Erythranthe moschata is a species of monkeyflower known by the common names muskflower, musk monkeyflower, and formerly as the common musk, eyebright and musk plant. It was formerly known as Mimulus moschatus. [1] [2] [3] [4]

Contents

Distribution and habitat

It is native to western North America from British Columbia to California to the Rocky Mountains, where it grows in moist meadows and stream banks. [5]

It also occurs in eastern North America where it may be native or introduced. [6] It is known from Chile and parts of Europe, including England and Finland, where it grows wild after having escaped cultivation. [7]

Description

This is a rhizomatous perennial herb which is hairless to hairy, sometimes slimy in texture, and generally musky in scent.

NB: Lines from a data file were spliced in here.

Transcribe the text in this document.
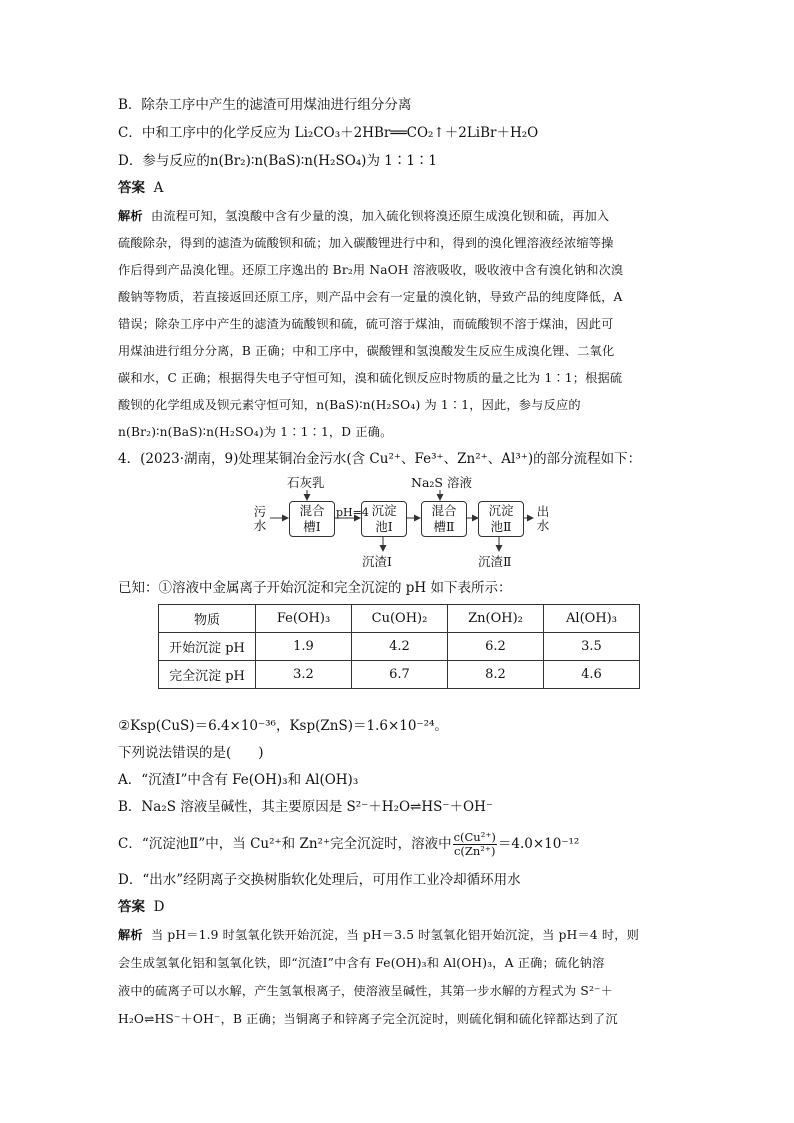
B．除杂工序中产生的滤渣可用煤油进行组分分离
C．中和工序中的化学反应为 Li₂CO₃＋2HBr══CO₂↑＋2LiBr＋H₂O
D．参与反应的n(Br₂)∶n(BaS)∶n(H₂SO₄)为 1∶1∶1
答案 A
解析 由流程可知，氢溴酸中含有少量的溴，加入硫化钡将溴还原生成溴化钡和硫，再加入
硫酸除杂，得到的滤渣为硫酸钡和硫；加入碳酸锂进行中和，得到的溴化锂溶液经浓缩等操
作后得到产品溴化锂。还原工序逸出的 Br₂用 NaOH 溶液吸收，吸收液中含有溴化钠和次溴
酸钠等物质，若直接返回还原工序，则产品中会有一定量的溴化钠，导致产品的纯度降低，A
错误；除杂工序中产生的滤渣为硫酸钡和硫，硫可溶于煤油，而硫酸钡不溶于煤油，因此可
用煤油进行组分分离，B 正确；中和工序中，碳酸锂和氢溴酸发生反应生成溴化锂、二氧化
碳和水，C 正确；根据得失电子守恒可知，溴和硫化钡反应时物质的量之比为 1∶1；根据硫
酸钡的化学组成及钡元素守恒可知，n(BaS)∶n(H₂SO₄) 为 1∶1，因此，参与反应的
n(Br₂)∶n(BaS)∶n(H₂SO₄)为 1∶1∶1，D 正确。
4．(2023·湖南，9)处理某铜冶金污水(含 Cu²⁺、Fe³⁺、Zn²⁺、Al³⁺)的部分流程如下：
污
水
混合
槽Ⅰ
沉淀
池Ⅰ
混合
槽Ⅱ
沉淀
池Ⅱ
出
水
石灰乳	Na₂S 溶液
pH=4
沉渣Ⅰ	沉渣Ⅱ
已知：①溶液中金属离子开始沉淀和完全沉淀的 pH 如下表所示：
物质	Fe(OH)₃	Cu(OH)₂	Zn(OH)₂	Al(OH)₃
开始沉淀 pH	1.9	4.2	6.2	3.5
完全沉淀 pH	3.2	6.7	8.2	4.6
②Ksp(CuS)＝6.4×10⁻³⁶，Ksp(ZnS)＝1.6×10⁻²⁴。
下列说法错误的是(　　)
A．“沉渣Ⅰ”中含有 Fe(OH)₃和 Al(OH)₃
B．Na₂S 溶液呈碱性，其主要原因是 S²⁻＋H₂O⇌HS⁻＋OH⁻
C．“沉淀池Ⅱ”中，当 Cu²⁺和 Zn²⁺完全沉淀时，溶液中 $\frac{\text{c(Cu²⁺)}}{\text{c(Zn²⁺)}} =4.0\times 10^{-12}$
D．“出水”经阴离子交换树脂软化处理后，可用作工业冷却循环用水
答案 D
解析 当 pH＝1.9 时氢氧化铁开始沉淀，当 pH＝3.5 时氢氧化铝开始沉淀，当 pH＝4 时，则
会生成氢氧化铝和氢氧化铁，即“沉渣Ⅰ”中含有 Fe(OH)₃和 Al(OH)₃，A 正确；硫化钠溶
液中的硫离子可以水解，产生氢氧根离子，使溶液呈碱性，其第一步水解的方程式为 S²⁻＋
H₂O⇌HS⁻＋OH⁻，B 正确；当铜离子和锌离子完全沉淀时，则硫化铜和硫化锌都达到了沉
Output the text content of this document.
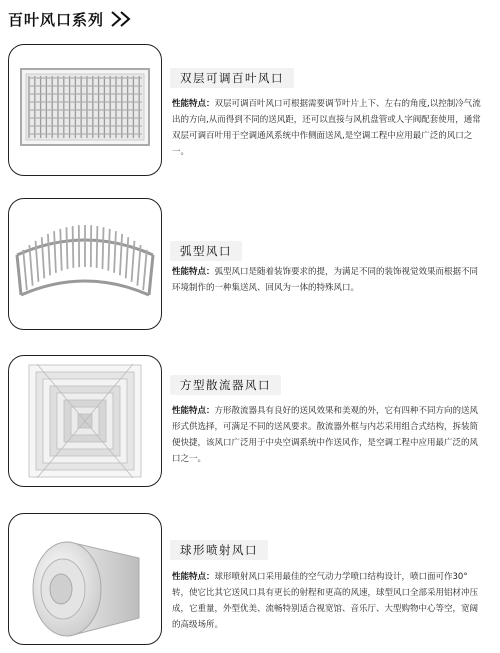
百叶风口系列
双层可调百叶风口
性能特点：双层可调百叶风口可根据需要调节叶片上下、左右的角度,以控制冷气流出的方向,从而得到不同的送风距，还可以直接与风机盘管或人字阀配套使用，通常双层可调百叶用于空调通风系统中作侧面送风,是空调工程中应用最广泛的风口之一。
弧型风口
性能特点：弧型风口是随着装饰要求的提，为满足不同的装饰视觉效果而根据不同环境制作的一种集送风、回风为一体的特殊风口。
方型散流器风口
性能特点：方形散流器具有良好的送风效果和美观的外，它有四种不同方向的送风形式供选择，可满足不同的送风要求。散流器外框与内芯采用组合式结构，拆装简便快捷，该风口广泛用于中央空调系统中作送风作，是空调工程中应用最广泛的风口之一。
球形喷射风口
性能特点：球形喷射风口采用最佳的空气动力学喷口结构设计，喷口面可作30°转，使它比其它送风口具有更长的射程和更高的风速，球型风口全部采用铝材冲压成，它重量，外型优美、流畅特别适合视宽馆、音乐厅、大型购物中心等空，宽阔的高级场所。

It is variable in appearance. The prostrate or upright stem grows up to 30 centimeters long. The oppositely arranged leaves are mostly oval in shape and may reach 6 centimeters long. The tubular flower is yellow in color, its tube just a few millimeters wide and widening at the lobed mouth. It may be up to 2.6 centimeters long.

Loss of scent

Erythranthe moschata was widely grown and sold commercially in Victorian times for its fragrance, and is well known for the story that all cultivated and known wild specimens simultaneously lost their previous strong musk scent around the year 1913. [8] Writing in 1934 in the journal Nature, E. Hardy described a Lancashire nurseryman, Thomas Wilkinson, who in 1898 found that his plants developed a "rank, leafy smell"; five years later, after leaving the trade, he noticed that plants then on sale were scentless. [9] While it was sometimes claimed that strongly scented plants could still be found in the wild, Arthur William Hill, in a 1930 article in The Gardeners' Chronicle, presented evidence from British Columbia claiming that wild populations had also lost their scent.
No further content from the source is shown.